On Thursday, Dan Diaz was in Albany to tell Maynard's story again, this time to New York lawmakers considering a right-to-die bill. Maynard attracted national attention in 2014 when, at age 29, she moved to Oregon to legally end her life after she was diagnosed with a brain tumor and given six months to live. She died later that year.
"Last year, 24 states introduced legislation, and in almost all of them, they mentioned Brittany," he told The Associated Press. "The impact she had ... she was the star. I'm just doing what I can."
A bill in New York's Legislature would allow terminally ill people to request life-ending drugs from a physician. Two doctors would have to certify that the patient is competent to make the decision, and physicians could refuse to participate for any reason. Two witnesses would be required to be present when patients complete their formal, written request.
Following Maynard's death, lawmakers in her home state of California voted to make their state the fifth to allow end-of-life assistance.
Supporters of the New York bill say it would give terminally ill patients the choice of dying with dignity — and avoiding more suffering — while ensuring safeguards are in place. But it faces significant obstacles. Even agreeing on terms for the issue — aid-in-dying, physician-assisted suicide, death with dignity, right-to-die — is difficult.

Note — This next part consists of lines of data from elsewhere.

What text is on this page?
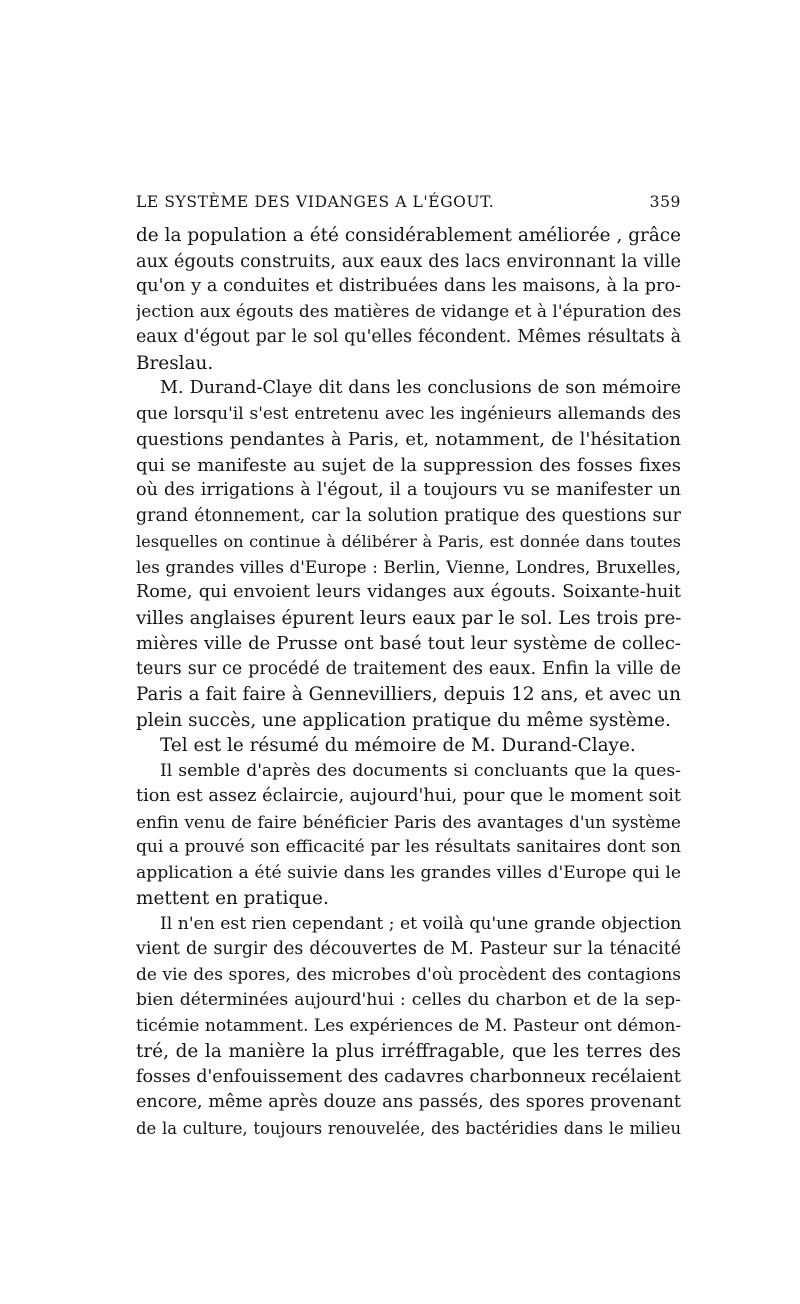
LE SYSTÈME DES VIDANGES A L'ÉGOUT.	359
de la population a été considérablement améliorée , grâce
aux égouts construits, aux eaux des lacs environnant la ville
qu'on y a conduites et distribuées dans les maisons, à la pro-
jection aux égouts des matières de vidange et à l'épuration des
eaux d'égout par le sol qu'elles fécondent. Mêmes résultats à
Breslau.
M. Durand-Claye dit dans les conclusions de son mémoire
que lorsqu'il s'est entretenu avec les ingénieurs allemands des
questions pendantes à Paris, et, notamment, de l'hésitation
qui se manifeste au sujet de la suppression des fosses fixes
où des irrigations à l'égout, il a toujours vu se manifester un
grand étonnement, car la solution pratique des questions sur
lesquelles on continue à délibérer à Paris, est donnée dans toutes
les grandes villes d'Europe : Berlin, Vienne, Londres, Bruxelles,
Rome, qui envoient leurs vidanges aux égouts. Soixante-huit
villes anglaises épurent leurs eaux par le sol. Les trois pre-
mières ville de Prusse ont basé tout leur système de collec-
teurs sur ce procédé de traitement des eaux. Enfin la ville de
Paris a fait faire à Gennevilliers, depuis 12 ans, et avec un
plein succès, une application pratique du même système.
Tel est le résumé du mémoire de M. Durand-Claye.
Il semble d'après des documents si concluants que la ques-
tion est assez éclaircie, aujourd'hui, pour que le moment soit
enfin venu de faire bénéficier Paris des avantages d'un système
qui a prouvé son efficacité par les résultats sanitaires dont son
application a été suivie dans les grandes villes d'Europe qui le
mettent en pratique.
Il n'en est rien cependant ; et voilà qu'une grande objection
vient de surgir des découvertes de M. Pasteur sur la ténacité
de vie des spores, des microbes d'où procèdent des contagions
bien déterminées aujourd'hui : celles du charbon et de la sep-
ticémie notamment. Les expériences de M. Pasteur ont démon-
tré, de la manière la plus irréffragable, que les terres des
fosses d'enfouissement des cadavres charbonneux recélaient
encore, même après douze ans passés, des spores provenant
de la culture, toujours renouvelée, des bactéridies dans le milieu
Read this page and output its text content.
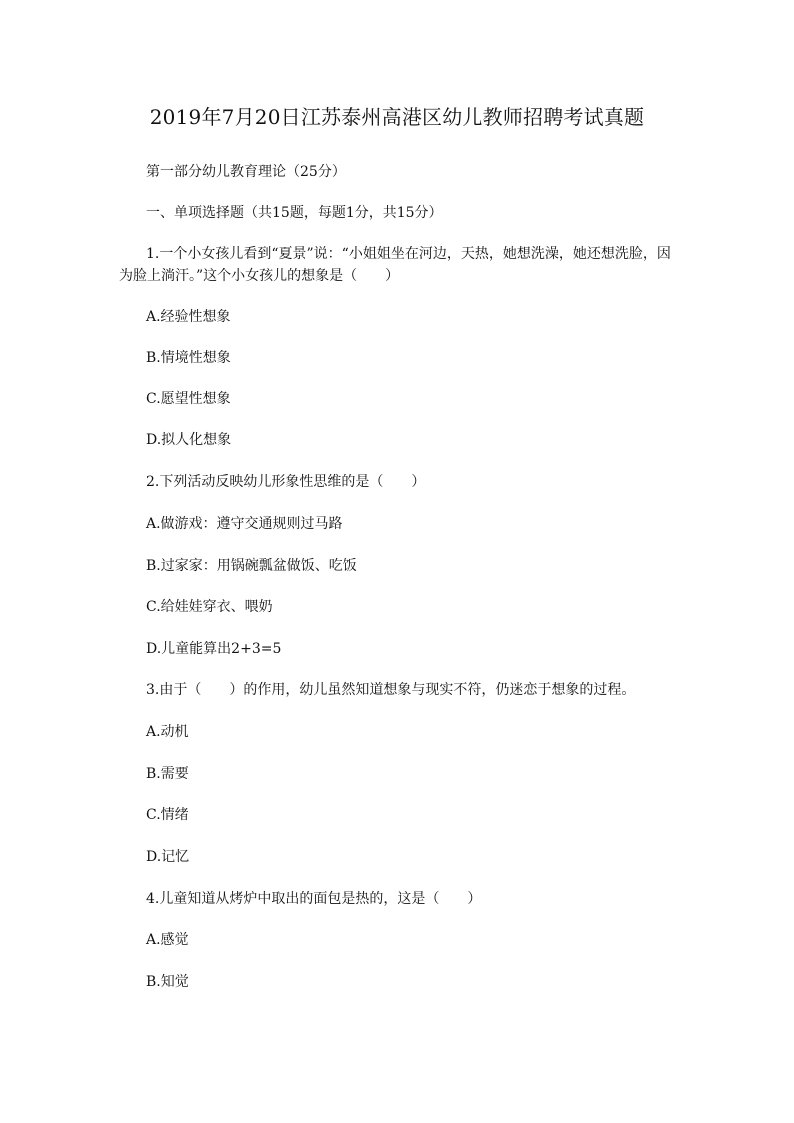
2019年7月20日江苏泰州高港区幼儿教师招聘考试真题
第一部分幼儿教育理论（25分）
一、单项选择题（共15题，每题1分，共15分）
1.一个小女孩儿看到“夏景”说：“小姐姐坐在河边，天热，她想洗澡，她还想洗脸，因为脸上淌汗。”这个小女孩儿的想象是（　　）
A.经验性想象
B.情境性想象
C.愿望性想象
D.拟人化想象
2.下列活动反映幼儿形象性思维的是（　　）
A.做游戏：遵守交通规则过马路
B.过家家：用锅碗瓢盆做饭、吃饭
C.给娃娃穿衣、喂奶
D.儿童能算出2+3=5
3.由于（　　）的作用，幼儿虽然知道想象与现实不符，仍迷恋于想象的过程。
A.动机
B.需要
C.情绪
D.记忆
4.儿童知道从烤炉中取出的面包是热的，这是（　　）
A.感觉
B.知觉
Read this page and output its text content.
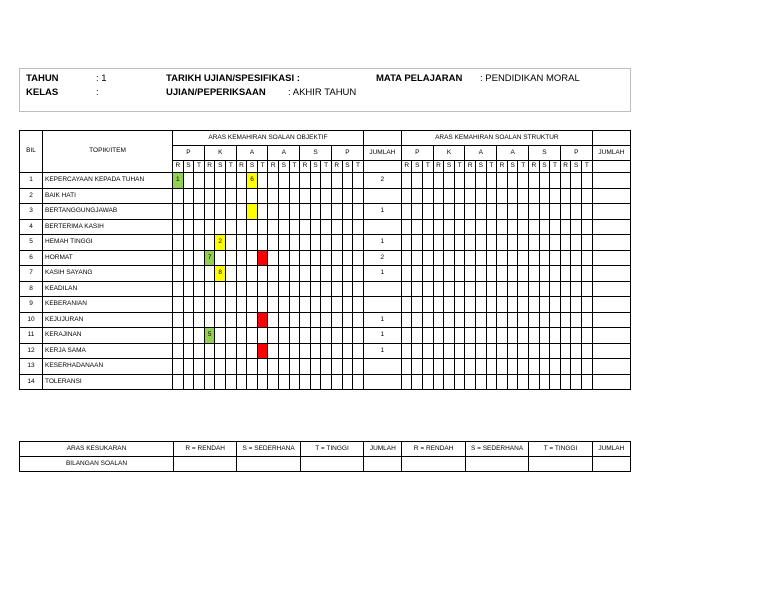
TAHUN	: 1
KELAS	:
TARIKH UJIAN/SPESIFIKASI :
UJIAN/PEPERIKSAAN : AKHIR TAHUN
MATA PELAJARAN : PENDIDIKAN MORAL
BIL	TOPIK/ITEM	ARAS KEMAHIRAN SOALAN OBJEKTIF																			ARAS KEMAHIRAN SOALAN STRUKTUR																		
		P			K			A			A			S			P			JUMLAH	P			K			A			A			S			P			JUMLAH
		R	S	T	R	S	T	R	S	T	R	S	T	R	S	T	R	S	T		R	S	T	R	S	T	R	S	T	R	S	T	R	S	T	R	S	T	
1	KEPERCAYAAN KEPADA TUHAN	1							6											2																			
2	BAIK HATI																																						
3	BERTANGGUNGJAWAB																			1																			
4	BERTERIMA KASIH																																						
5	HEMAH TINGGI					2														1																			
6	HORMAT				7															2																			
7	KASIH SAYANG					8														1																			
8	KEADILAN																																						
9	KEBERANIAN																																						
10	KEJUJURAN																			1																			
11	KERAJINAN				5															1																			
12	KERJA SAMA																			1																			
13	KESERHADANAAN																																						
14	TOLERANSI																																						
ARAS KESUKARAN	R = RENDAH	S = SEDERHANA	T = TINGGI	JUMLAH	R = RENDAH	S = SEDERHANA	T = TINGGI	JUMLAH
BILANGAN SOALAN								
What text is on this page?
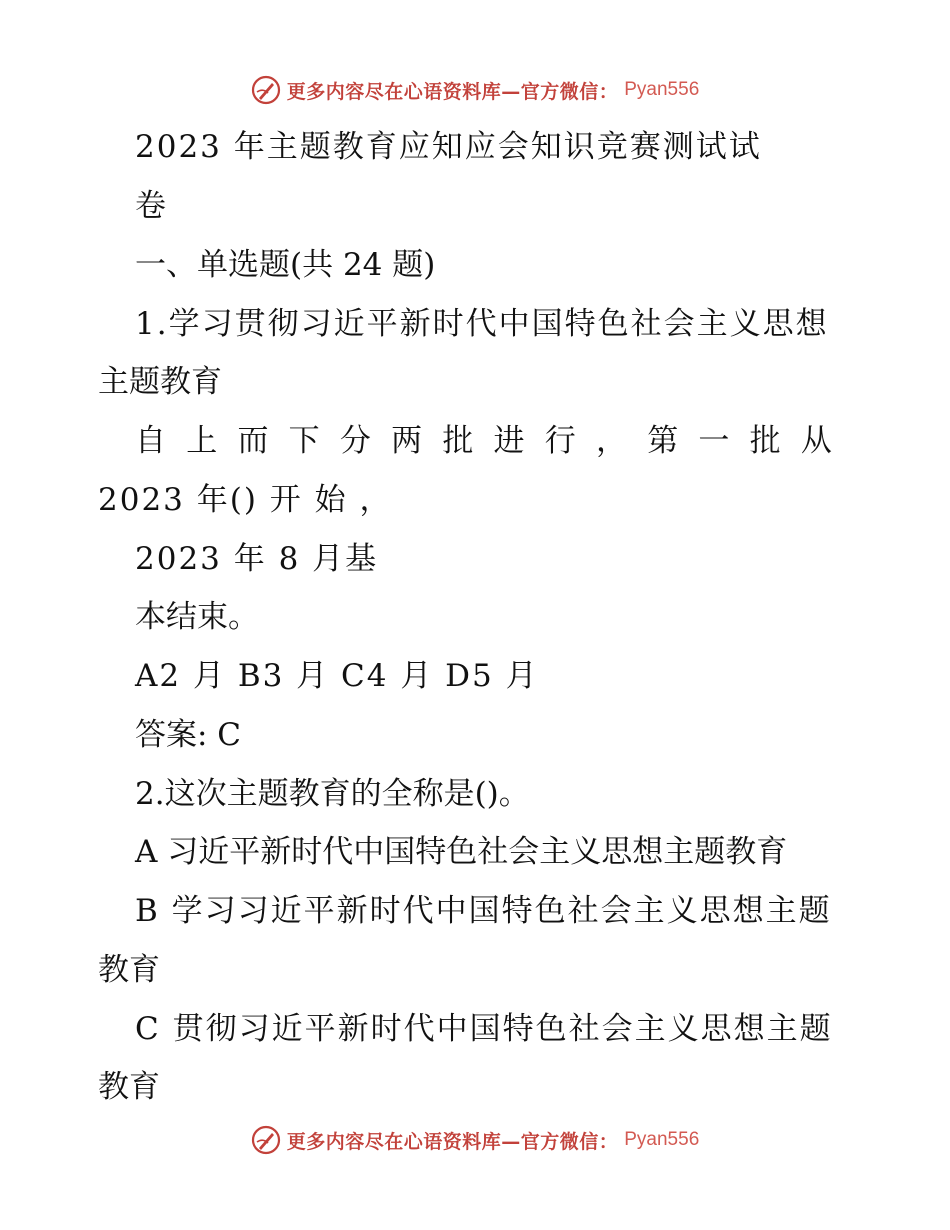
更多内容尽在心语资料库—官方微信： Pyan556
2023 年主题教育应知应会知识竞赛测试试
卷
一、单选题(共 24 题)
1.学习贯彻习近平新时代中国特色社会主义思想
主题教育
自 上 而 下 分 两 批 进 行 ， 第 一 批 从
2023 年() 开 始 ，
2023 年 8 月基
本结束。
A2 月 B3 月 C4 月 D5 月
答案: C
2.这次主题教育的全称是()。
A 习近平新时代中国特色社会主义思想主题教育
B 学习习近平新时代中国特色社会主义思想主题
教育
C 贯彻习近平新时代中国特色社会主义思想主题
教育
更多内容尽在心语资料库—官方微信： Pyan556
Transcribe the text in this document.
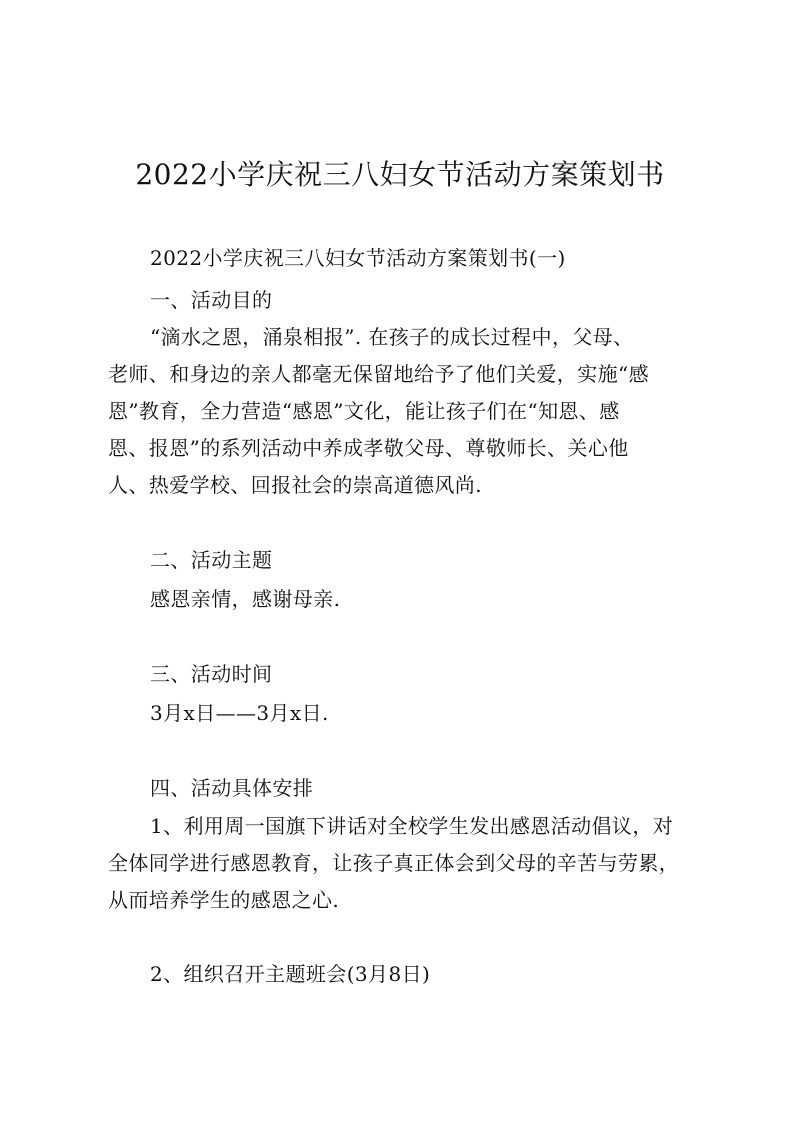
2022小学庆祝三八妇女节活动方案策划书
2022小学庆祝三八妇女节活动方案策划书(一)
一、活动目的
“滴水之恩，涌泉相报”. 在孩子的成长过程中，父母、
老师、和身边的亲人都毫无保留地给予了他们关爱，实施“感
恩”教育，全力营造“感恩”文化，能让孩子们在“知恩、感
恩、报恩”的系列活动中养成孝敬父母、尊敬师长、关心他
人、热爱学校、回报社会的崇高道德风尚.
二、活动主题
感恩亲情，感谢母亲.
三、活动时间
3月x日——3月x日.
四、活动具体安排
1、利用周一国旗下讲话对全校学生发出感恩活动倡议，对
全体同学进行感恩教育，让孩子真正体会到父母的辛苦与劳累，
从而培养学生的感恩之心.
2、组织召开主题班会(3月8日)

Asked about the issue this month, Senate Majority Leader John Flanagan, R-Long island, said, "My visceral reaction is, I don't like that. Obviously, we're literally talking about life and death."
Many lawmakers would rather ignore the entire subject, said Sen. Diane Savino, D-Staten Island, who is sponsoring the bill in the Senate.
"It's death; it's icky," she said. "People say, 'Do we have to talk about it?' The truth is, we do."
Opponents say a right-to-die law could be misused, by people struggling with mental illness or by greedy heirs who urge an elderly relative to end his or her life early. The Rev. Jason McGuire, president of the New Yorker's Family Research Foundation, said that while Diaz is a sympathetic figure, lawmakers need to consider the issue with clear eyes.
"We're telling stories instead of facts," he said.
Diaz said he'll continue to talk about his wife, about how she lived and how she died. He said he wants to destigmatize the debate.
"It's tough. It's emotional," he said of his lobbying efforts, which are now full-time. "I'm honoring my promise to Brittany. And there is a certain amount of therapeutic value to me."